A exécutif amoindri, bureaucratie renforcée : ce sont les hauts fonctionnaires, comme Burns, qui tiennent le sommet du pavé et prétendent imposer leurs choix – qui vont encore et toujours dans le sens de toutes les compromissions et de toutes les capitulations – aux représentants du peuple. Quand Reagan présidait, son secrétaire d’Etat George Shultz avait pris une habitude : chaque fois qu’un nouvel ambassadeur américain était nommé dans tel ou tel pays, Shultz le convoquait à son bureau. Assis autour d’un globe terrestre, le ministre demandait au diplomate : « Montrez-moi votre pays sur le globe ». Invariablement, le diplomate désignait du doigt le pays où on l’envoyait. Immanquablement, Shultz le reprenait : « Non. Votre pays, c’est les Etats-Unis ! ». L’exercice a malheureusement cessé d’être répété.

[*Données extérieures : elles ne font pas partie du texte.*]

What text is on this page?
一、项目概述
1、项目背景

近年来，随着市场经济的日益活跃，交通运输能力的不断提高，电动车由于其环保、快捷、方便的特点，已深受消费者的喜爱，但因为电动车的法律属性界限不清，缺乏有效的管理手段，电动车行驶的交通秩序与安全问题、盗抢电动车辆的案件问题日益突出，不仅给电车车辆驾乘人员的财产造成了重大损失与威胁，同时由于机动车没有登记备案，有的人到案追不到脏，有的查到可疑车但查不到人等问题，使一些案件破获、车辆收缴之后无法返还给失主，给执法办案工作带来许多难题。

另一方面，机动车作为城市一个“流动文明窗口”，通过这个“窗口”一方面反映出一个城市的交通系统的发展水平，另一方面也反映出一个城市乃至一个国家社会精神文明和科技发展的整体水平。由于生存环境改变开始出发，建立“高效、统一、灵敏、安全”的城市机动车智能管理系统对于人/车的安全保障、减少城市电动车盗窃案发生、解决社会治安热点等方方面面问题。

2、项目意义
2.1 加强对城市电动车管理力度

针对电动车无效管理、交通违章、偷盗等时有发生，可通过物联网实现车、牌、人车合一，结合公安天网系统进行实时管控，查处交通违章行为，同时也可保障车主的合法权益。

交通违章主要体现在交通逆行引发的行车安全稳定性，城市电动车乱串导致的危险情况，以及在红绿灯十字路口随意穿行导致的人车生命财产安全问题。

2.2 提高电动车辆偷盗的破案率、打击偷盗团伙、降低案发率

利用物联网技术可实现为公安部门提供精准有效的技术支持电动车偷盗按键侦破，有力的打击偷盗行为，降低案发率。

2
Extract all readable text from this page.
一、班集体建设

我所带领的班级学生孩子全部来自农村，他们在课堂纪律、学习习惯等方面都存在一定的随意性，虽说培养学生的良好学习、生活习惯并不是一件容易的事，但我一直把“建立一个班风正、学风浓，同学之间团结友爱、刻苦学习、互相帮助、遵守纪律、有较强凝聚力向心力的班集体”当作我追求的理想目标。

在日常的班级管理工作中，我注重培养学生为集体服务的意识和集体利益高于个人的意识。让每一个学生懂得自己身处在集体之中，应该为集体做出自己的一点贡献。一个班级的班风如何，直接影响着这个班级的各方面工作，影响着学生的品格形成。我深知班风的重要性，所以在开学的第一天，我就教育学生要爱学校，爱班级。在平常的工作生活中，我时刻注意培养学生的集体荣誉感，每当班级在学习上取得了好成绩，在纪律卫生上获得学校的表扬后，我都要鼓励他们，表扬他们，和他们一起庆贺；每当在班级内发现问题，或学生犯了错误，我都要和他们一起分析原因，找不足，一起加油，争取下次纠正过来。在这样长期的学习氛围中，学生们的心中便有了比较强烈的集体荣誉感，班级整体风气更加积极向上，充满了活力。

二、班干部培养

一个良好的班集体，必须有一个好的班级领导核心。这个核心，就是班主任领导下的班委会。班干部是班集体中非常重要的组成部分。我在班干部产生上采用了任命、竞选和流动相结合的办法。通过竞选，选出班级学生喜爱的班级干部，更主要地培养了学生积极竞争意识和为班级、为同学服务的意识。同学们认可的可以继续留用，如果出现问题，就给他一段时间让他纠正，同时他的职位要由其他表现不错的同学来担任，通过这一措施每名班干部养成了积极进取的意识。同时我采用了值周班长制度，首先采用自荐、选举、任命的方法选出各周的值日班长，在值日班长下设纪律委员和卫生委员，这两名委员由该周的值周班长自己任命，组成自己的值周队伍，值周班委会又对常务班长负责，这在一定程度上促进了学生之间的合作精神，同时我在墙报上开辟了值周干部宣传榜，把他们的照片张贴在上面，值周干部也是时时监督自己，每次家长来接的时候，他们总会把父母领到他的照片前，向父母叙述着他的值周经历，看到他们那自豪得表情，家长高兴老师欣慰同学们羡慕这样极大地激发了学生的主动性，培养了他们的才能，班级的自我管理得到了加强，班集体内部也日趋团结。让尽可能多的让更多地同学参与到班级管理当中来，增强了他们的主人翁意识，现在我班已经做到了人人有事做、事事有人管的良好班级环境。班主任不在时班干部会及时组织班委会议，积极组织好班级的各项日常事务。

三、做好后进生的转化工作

Certes, avec l’élimination de Zarkaoui, la constitution d’un gouvernement irakien au grand complet, et quelques développements intérieurs (la mise hors de cause du conseiller politique numéro un du président, Karl Rove, et une élection partielle très remarquée, qui a vu la victoire inattendue d’un Républicain), le gouvernement Bush a trouvé une nouvelle « fenêtre d’opportunité » qui devrait lui permettre de procéder à une relance. Mais le président est prisonnier des choix qu’il a lui-même faits en matière de personnel : comme j’ai souvent eu l’occasion de le dire dans ces colonnes, même Mlle Rice, assurément loyale envers le président, est, intellectuellement, bien plus une « réaliste » géopolitique façon papa Bush, qu’une lutteuse révolutionnaire dans le moule reaganien. C’est bien pourquoi elle a choisi Burns pour la seconder, alors que le reaganien John Bolton, nommé aux Nations-Unies, y mène incontestablement une féroce et courageuse bataille pour nettoyer ces écuries d’Augias, mais se trouve de fait éloigné des décisions. Comme ses amis. Paul Wolfowitz, qui œuvre désormais à la Banque mondiale, et Libby, dorénavant simple citoyen, qui doit se défendre contre l’implacable machine judiciaire, ne sont plus présents dans les conseils où est décidée la politique des Etats-Unis, les contrepoids ont cessé d’exister : la politique américaine est déséquilibrée.

Un autre exemple en a été donné avec les récents remue-ménage à la direction de la CIA. Nommé il y a moins de deux ans pour nettoyer cet antre d’incompétence et d’usurpation politique, le congressman (et ancien agent de la centrale) Porter Goss avait procédé à un certain dégraissage, insuffisant, mais réel. Il s’était heurté à la puissante bureaucratie du renseignement, arrogante, manipulatrice, renfermée sur elle-même. Il avait limogé, ou forcé au retrait, plusieurs insurgés anti-Bush. Il avait fini par se heurter au super-bureaucrate nommé à la tête de la méga-bureaucratie qui coiffe la totalité de la sécurité nationale et du renseignement civils, le director of national intelligence John Negroponte.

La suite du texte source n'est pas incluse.